Devleti yönetenlerin, resmi inkarcılık üzerine inşa ettikleri politikalarıyla hakikati ulaşılmaz kıldığı belirtilen açıklamada, "Bizler bu toplumun duyarlı insanları olarak bu hakikati konuşmaktan korkmamalıyız. Hiçbir insanlık suçu geçmişte kalmaz. İnkar edilen, yüzleşilmeyen, hesaplaşılmayan her suç bir sonraki suça yataklık ederek sistematikleşir. Bu toprağın hakikatlerinin unutturulmasına itirazımız bu yüzdendir. Resmi yalanlara boyun eğmeyerek, hakikati yaşatma çabamız bu yüzdendir. Biliyoruz ki adalet ve hakikat iç içedir. Hakikatin açığa çıkartılması ve kabul edilmesiyle başlar adalet.

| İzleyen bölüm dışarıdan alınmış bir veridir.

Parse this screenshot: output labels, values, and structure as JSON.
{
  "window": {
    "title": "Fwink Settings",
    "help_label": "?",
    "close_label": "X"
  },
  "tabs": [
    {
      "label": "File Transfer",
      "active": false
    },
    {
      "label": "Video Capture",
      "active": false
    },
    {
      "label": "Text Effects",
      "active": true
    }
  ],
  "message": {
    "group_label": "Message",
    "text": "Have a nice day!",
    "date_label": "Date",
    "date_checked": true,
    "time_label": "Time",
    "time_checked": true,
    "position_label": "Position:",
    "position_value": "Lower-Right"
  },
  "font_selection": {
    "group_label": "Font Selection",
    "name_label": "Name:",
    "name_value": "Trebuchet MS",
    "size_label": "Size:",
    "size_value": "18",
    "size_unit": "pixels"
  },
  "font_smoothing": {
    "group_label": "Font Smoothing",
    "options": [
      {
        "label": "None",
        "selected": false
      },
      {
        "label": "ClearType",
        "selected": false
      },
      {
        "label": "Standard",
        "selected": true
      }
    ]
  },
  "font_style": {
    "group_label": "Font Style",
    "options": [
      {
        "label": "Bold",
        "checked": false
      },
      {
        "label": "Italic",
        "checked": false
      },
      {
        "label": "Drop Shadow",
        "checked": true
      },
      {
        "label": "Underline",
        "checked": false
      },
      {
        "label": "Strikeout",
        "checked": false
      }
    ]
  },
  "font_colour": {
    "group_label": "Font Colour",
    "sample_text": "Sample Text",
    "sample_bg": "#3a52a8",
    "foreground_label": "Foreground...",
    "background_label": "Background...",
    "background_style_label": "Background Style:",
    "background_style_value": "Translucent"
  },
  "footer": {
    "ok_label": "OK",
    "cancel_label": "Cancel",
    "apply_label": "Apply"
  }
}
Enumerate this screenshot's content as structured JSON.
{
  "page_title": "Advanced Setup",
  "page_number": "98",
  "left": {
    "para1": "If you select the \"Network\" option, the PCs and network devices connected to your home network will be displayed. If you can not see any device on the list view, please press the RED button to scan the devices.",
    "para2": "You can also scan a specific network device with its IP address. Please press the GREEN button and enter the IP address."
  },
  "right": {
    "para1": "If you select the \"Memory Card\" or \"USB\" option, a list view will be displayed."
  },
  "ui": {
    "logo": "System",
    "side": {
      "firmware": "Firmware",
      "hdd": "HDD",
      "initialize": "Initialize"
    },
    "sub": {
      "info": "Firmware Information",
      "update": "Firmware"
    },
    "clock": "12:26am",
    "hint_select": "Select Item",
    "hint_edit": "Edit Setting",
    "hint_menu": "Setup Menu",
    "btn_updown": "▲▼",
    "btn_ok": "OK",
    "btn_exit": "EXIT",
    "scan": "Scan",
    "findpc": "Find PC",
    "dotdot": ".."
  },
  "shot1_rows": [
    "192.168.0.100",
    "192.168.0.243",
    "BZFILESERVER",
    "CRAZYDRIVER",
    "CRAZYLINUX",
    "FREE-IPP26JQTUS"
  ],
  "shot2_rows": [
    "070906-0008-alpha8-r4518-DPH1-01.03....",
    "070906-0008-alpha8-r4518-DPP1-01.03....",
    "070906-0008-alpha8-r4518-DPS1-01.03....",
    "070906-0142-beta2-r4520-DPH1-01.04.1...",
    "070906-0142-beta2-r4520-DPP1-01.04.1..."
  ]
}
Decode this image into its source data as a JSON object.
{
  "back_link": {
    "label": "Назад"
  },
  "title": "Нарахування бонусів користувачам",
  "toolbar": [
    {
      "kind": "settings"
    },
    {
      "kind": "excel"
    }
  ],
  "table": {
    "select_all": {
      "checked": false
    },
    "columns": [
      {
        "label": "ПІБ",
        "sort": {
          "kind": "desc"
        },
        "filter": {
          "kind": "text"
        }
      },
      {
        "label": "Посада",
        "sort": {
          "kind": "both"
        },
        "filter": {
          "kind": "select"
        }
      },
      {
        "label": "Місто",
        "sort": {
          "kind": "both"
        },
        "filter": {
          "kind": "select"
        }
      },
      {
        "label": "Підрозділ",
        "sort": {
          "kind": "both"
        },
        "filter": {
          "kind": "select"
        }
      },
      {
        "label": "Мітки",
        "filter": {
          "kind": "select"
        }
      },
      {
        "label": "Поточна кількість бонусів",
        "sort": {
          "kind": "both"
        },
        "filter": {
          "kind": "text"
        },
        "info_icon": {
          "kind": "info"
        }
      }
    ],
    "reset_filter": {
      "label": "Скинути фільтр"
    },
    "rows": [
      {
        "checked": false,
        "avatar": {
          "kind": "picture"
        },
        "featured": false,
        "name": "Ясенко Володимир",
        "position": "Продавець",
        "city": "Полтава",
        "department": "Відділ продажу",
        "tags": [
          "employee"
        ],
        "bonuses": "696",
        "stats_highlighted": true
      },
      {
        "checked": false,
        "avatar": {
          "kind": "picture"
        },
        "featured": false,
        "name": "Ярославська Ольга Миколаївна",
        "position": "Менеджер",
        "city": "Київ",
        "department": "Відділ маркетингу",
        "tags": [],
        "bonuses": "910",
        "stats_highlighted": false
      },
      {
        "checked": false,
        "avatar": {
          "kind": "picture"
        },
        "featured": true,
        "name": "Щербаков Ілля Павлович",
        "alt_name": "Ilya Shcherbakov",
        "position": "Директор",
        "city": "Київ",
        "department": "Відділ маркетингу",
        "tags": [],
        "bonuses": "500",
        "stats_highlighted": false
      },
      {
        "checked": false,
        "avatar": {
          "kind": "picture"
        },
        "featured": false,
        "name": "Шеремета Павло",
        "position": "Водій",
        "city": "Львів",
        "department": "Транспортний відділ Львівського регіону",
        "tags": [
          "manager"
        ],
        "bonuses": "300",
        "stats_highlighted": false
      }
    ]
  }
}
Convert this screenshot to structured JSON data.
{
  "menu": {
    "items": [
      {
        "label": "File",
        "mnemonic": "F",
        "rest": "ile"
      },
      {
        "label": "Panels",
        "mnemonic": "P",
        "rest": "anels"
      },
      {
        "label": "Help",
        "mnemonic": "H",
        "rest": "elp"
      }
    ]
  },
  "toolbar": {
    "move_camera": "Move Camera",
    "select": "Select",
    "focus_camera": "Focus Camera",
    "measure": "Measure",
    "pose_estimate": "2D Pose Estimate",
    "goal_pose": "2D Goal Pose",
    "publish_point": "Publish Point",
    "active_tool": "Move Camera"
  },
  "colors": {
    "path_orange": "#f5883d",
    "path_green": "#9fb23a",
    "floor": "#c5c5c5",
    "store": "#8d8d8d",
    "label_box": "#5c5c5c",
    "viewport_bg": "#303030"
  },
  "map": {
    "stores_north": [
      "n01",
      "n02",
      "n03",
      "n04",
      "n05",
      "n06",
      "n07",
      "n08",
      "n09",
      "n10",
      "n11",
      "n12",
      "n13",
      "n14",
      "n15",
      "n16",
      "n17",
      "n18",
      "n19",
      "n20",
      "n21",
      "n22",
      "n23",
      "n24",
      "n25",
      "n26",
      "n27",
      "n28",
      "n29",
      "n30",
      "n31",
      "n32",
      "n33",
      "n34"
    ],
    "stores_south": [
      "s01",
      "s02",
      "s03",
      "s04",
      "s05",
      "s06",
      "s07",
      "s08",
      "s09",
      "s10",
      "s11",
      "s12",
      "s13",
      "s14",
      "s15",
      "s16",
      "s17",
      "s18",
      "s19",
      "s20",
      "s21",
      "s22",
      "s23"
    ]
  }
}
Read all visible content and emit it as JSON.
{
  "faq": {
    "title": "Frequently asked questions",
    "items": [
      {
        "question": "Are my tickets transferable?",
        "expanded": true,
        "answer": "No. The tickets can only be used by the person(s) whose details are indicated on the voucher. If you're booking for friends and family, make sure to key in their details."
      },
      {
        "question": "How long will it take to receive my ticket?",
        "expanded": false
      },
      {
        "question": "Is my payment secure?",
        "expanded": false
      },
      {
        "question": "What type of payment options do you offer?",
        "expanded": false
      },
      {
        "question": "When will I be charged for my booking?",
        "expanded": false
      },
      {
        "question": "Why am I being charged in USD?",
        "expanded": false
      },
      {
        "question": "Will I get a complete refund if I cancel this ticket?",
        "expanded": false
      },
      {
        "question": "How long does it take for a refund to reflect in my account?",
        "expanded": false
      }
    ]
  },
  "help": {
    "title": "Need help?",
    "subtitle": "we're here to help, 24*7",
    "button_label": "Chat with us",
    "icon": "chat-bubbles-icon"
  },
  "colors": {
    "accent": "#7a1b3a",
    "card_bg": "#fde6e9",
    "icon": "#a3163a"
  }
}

Bu nedenle inkâr edilen gerçeklerin tanınması, bu gerçeklerle yüzleşilmesi talebi barış ve demokrasi mücadelesinin önemli bir parçası olmak zorundadır" denildi.
İnkarın en kapsamlı insan hakları ihlali olduğu kaydedilen açıklamada, bu topraklarda işlenen insanlık suçlarının kabul edilmesi gerektiği vurgulandı. Topluma seslenilen açıklamada, "Sizi yıllardır yönetenlerin; gerçekle aranıza ördüğü inkar ve suskunluk duvarının esiri olmayın!
Gerçeği bilme hakkınıza sahip çıkın" çağrısı yapıldı.
Açıklamada son olarak şu ifadelere yer verildi: "Mezarsız Ermeni aydınlarımıza sesleniyoruz; unutmamız üzerine kurulan inkar politikalarına inat gerçeği yaşatacağız; sizi unutmadık, unutmayacağız."